The European Continent on Tuesday decided to reopen to visitors from 14 countries but not the U.S., where some of the states that pushed hardest and earliest to reopen their economies are now in retreat because of an alarming surge in confirmed coronavirus infections.
The European Union’s decision came a day after Arizona Gov. Doug Ducey closed bars, gyms, movie theaters and water parks, and officials in Republican and Democratic strongholds alike mandated the wearing of masks.
“We have to remain vigilant and keep our most vulnerable safe,” tweeted European Council President Charles Michel.
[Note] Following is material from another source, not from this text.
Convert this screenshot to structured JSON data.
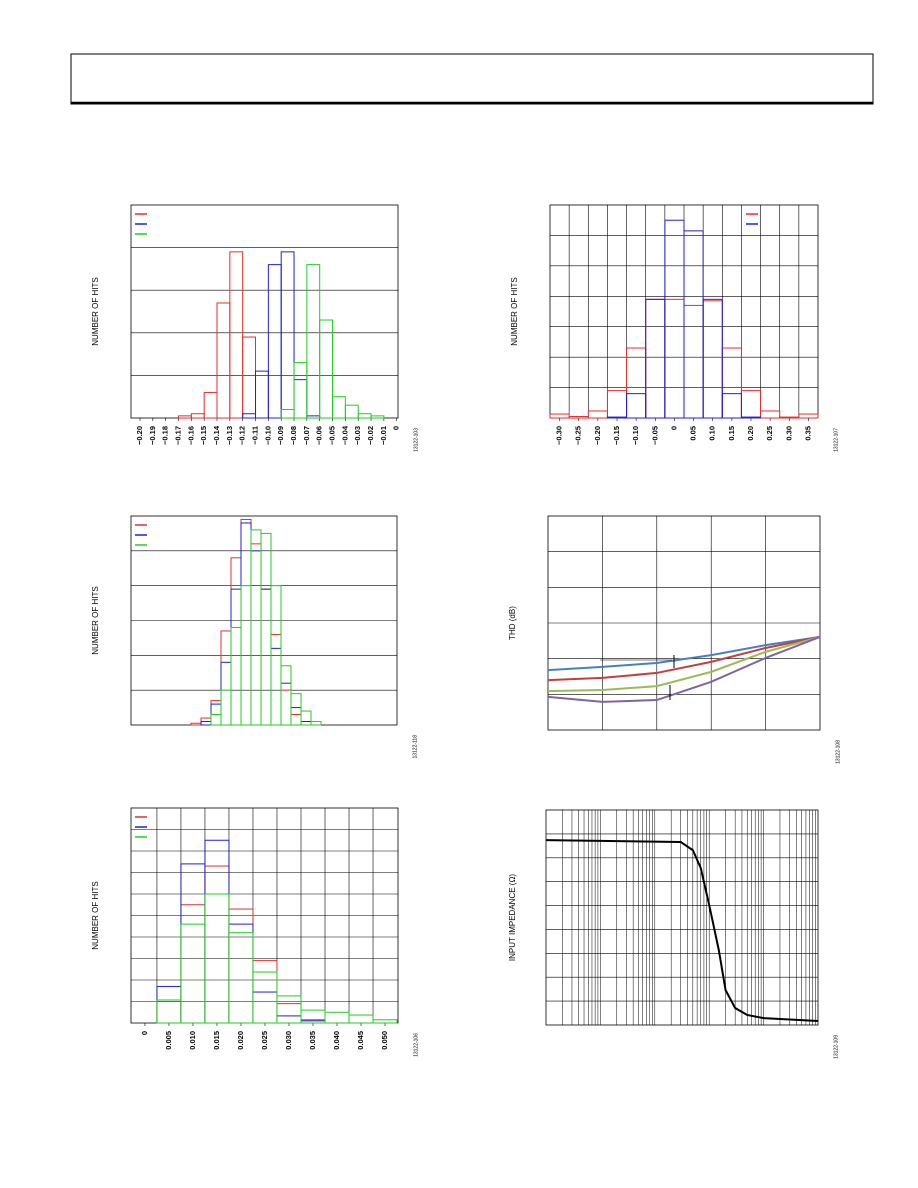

The EU extended its ban on visitors not just from the U.S. but from China and from countries such as Russia, Brazil and India where infections are running high. Britain dropped out of the EU in January and maintains its own rules, requiring arriving travelers to go into 14-day self-quarantine.
President Donald Trump suspended the entry of most Europeans in March.
Americans make up a big share of Europe's tourism industry, and summer is a key period. More than 15 million Americans travel to Europe each year, while some 10 million Europeans head across the Atlantic.
The news was a blow to struggling shopkeepers hoping for a summertime boom.
“Americans were 50% of my clientele,” said Paola Pellizzari, who owns a mask and jewelry shop on the Saint-Louis island in the heart of Paris and heads its business association. “We can’t substitute that clientele with another.”
The Louvre museum is scheduled to reopen July 6. Americans used to be the largest single group of foreign visitors to the home of the “Mona Lisa.”
“When I returned after lockdown, five businesses had closed,” Pellizzari said. “As days go by, and I listen to the business owners, it gets worse.”
Sharmaigne Shives, an American who lives in Paris, said she hopes her countrymen can turn things around soon.
“Paris isn’t Paris when there aren’t people who really appreciate it and marvel at everything,” she said. “I miss that. Seriously, I feel the emotion welling up. It’s so sad here.”
Across the English Channel, things are also headed in reverse in places.
Britain reimposed a lockdown in Leicester, a city of 330,000 people that officials said accounted for 10% of all new coronavirus cases in the nation last week. Stores closed their doors, and schools prepared to send children home.
“I opened my shop last week for the first time and saw an instant increase in orders, and now I worry this change will go back to no orders,” said James West, who runs a design and printing business in Thurmaston, just outside Leicester.
The coronavirus has been blamed for over a half-million deaths worldwide, including about 130,000 in the U.S., where the number of confirmed infections has rocketed over the past month to around 40,000 per day, primarily in the South and West. A large share of the cases are among young people who are going out again to bars and restaurants.
On Capitol Hill, Dr. Anthony Fauci, the nation’s top infectious-disease expert, warned: “I would not be surprised if we go up to to 100,000 a day if this does not turn around, and so I am very concerned.” He cited scenes of people socializing in crowds, often without masks.
States such as Texas, Florida and California are backtracking, closing beaches and bars or rolling back restaurant capacity in some cases.
“Our expectation is that our numbers next week will be worse,” Ducey said in Arizona, where for seven times in 10 days, the number of new cases per day has surpassed the 3,000 mark.
Also Monday, Los Angeles announced it will close beaches and ban fireworks displays over the Fourth of July. And New Jersey's governor said he is postponing the restarting of indoor dining because people have not been wearing masks or complying with other social-distancing rules.
In Florida, Walt Disney World forged ahead with plans to reopen on July 11, despite a spike in confirmed cases in the past week.
The state on Tuesday reported more than 6,000 new confirmed cases of COVID-19. More than 8,000 new cases were recorded on each of three days late last week. Florida has seen more than 3,500 deaths.
Hospital intensive care units are starting to fill up. Miami's Baptist Hospital had only six of its 82 ICU beds available, state officials said.
On Monday, the city of Jacksonville, where President Donald Trump is expected to accept the Republican nomination in August, required the wearing of masks. Florida Republicans said they will adopt safety precaution for the event, including their own special mask design.
“I think we can do it in a way where you can follow the social guidelines that are in place but still have a successful event,” said state Sen. Joe Gruters, Florida GOP chairman.
Van Johnson, mayor of the tourism-dependent city of Savannah, Georgia, population 145,000, announced he is requiring the wearing of masks, with violators subject to $500 fines.
Savannah becomes one of the first cities in Georgia to take such a step. Republican Gov. Brian Kemp has largely prohibited local governments from imposing rules stricter than the state's.
Associated Press reporters from around the world contributed to this report.